When Is Debt A Problem?

Debt is a tool to help businesses grow, but if a business is incapable of paying off its lenders, then it exists at their mercy. In the worst case scenario, a company can go bankrupt if it cannot pay its creditors. However, a more common (but still painful) scenario is that it has to raise new equity capital at a low price, thus permanently diluting shareholders. Having said that, the most common situation is where a company manages its debt reasonably well - and to its own advantage. When we think about a company's use of debt, we first look at cash and debt together.

View our latest analysis for Concraft Holding

How Much Debt Does Concraft Holding Carry?

You can click the graphic below for the historical numbers, but it shows that Concraft Holding had NT$936.8m of debt in March 2024, down from NT$1.10b, one year before. However, it does have NT$63.9m in cash offsetting this, leading to net debt of about NT$873.0m.

debt-equity-history-analysis
TWSE:4943 Debt to Equity History August 8th 2024

How Strong Is Concraft Holding's Balance Sheet?

Zooming in on the latest balance sheet data, we can see that Concraft Holding had liabilities of NT$1.68b due within 12 months and liabilities of NT$506.1m due beyond that. On the other hand, it had cash of NT$63.9m and NT$568.1m worth of receivables due within a year. So its liabilities total NT$1.55b more than the combination of its cash and short-term receivables.

This deficit is considerable relative to its market capitalization of NT$2.29b, so it does suggest shareholders should keep an eye on Concraft Holding's use of debt. This suggests shareholders would be heavily diluted if the company needed to shore up its balance sheet in a hurry. When analysing debt levels, the balance sheet is the obvious place to start. But it is Concraft Holding's earnings that will influence how the balance sheet holds up in the future. So when considering debt, it's definitely worth looking at the earnings trend. Click here for an interactive snapshot.
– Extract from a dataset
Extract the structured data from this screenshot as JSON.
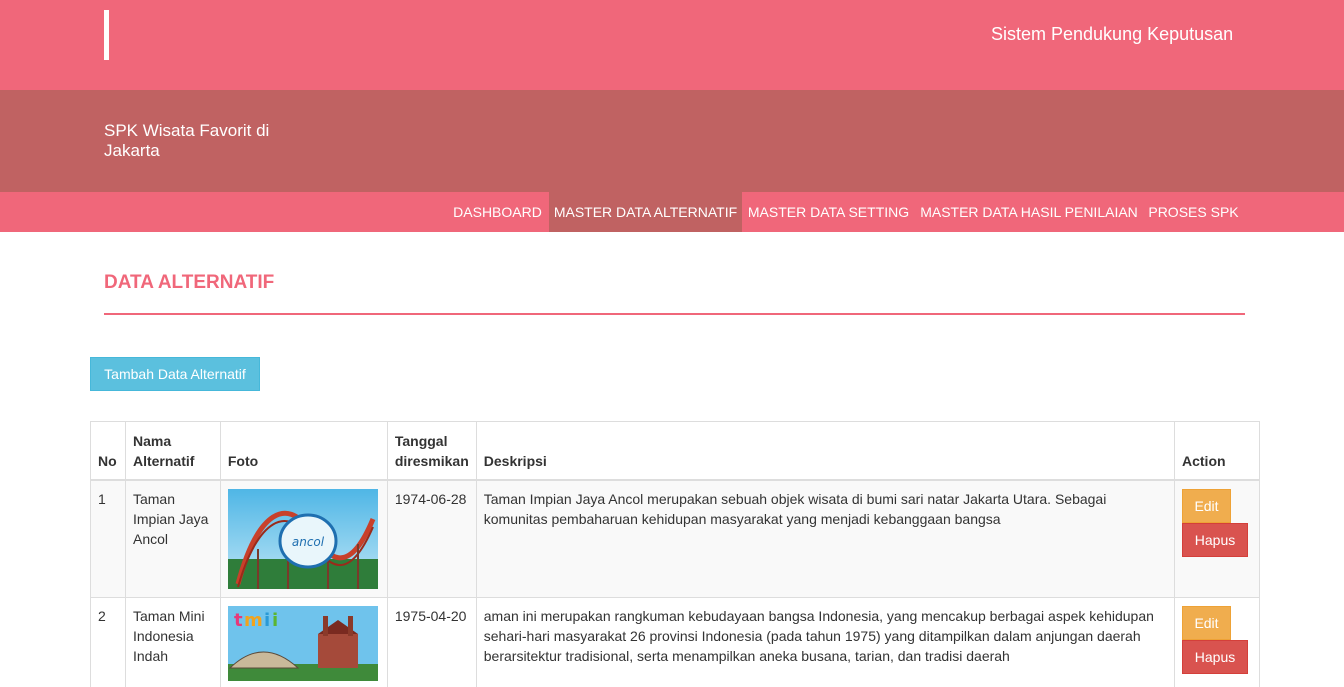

Over 12 months, Concraft Holding reported revenue of NT$1.7b, which is a gain of 6.0%, although it did not report any earnings before interest and tax. We usually like to see faster growth from unprofitable companies, but each to their own.

Caveat Emptor

Importantly, Concraft Holding had an earnings before interest and tax (EBIT) loss over the last year. Indeed, it lost a very considerable NT$389m at the EBIT level. When we look at that and recall the liabilities on its balance sheet, relative to cash, it seems unwise to us for the company to have any debt. Quite frankly we think the balance sheet is far from match-fit, although it could be improved with time. Another cause for caution is that is bled NT$467m in negative free cash flow over the last twelve months. So in short it's a really risky stock. When analysing debt levels, the balance sheet is the obvious place to start. However, not all investment risk resides within the balance sheet - far from it. We've identified 4 warning signs with Concraft Holding (at least 2 which are concerning) , and understanding them should be part of your investment process.

At the end of the day, it's often better to focus on companies that are free from net debt. You can access our special list of such companies (all with a track record of profit growth). It's free.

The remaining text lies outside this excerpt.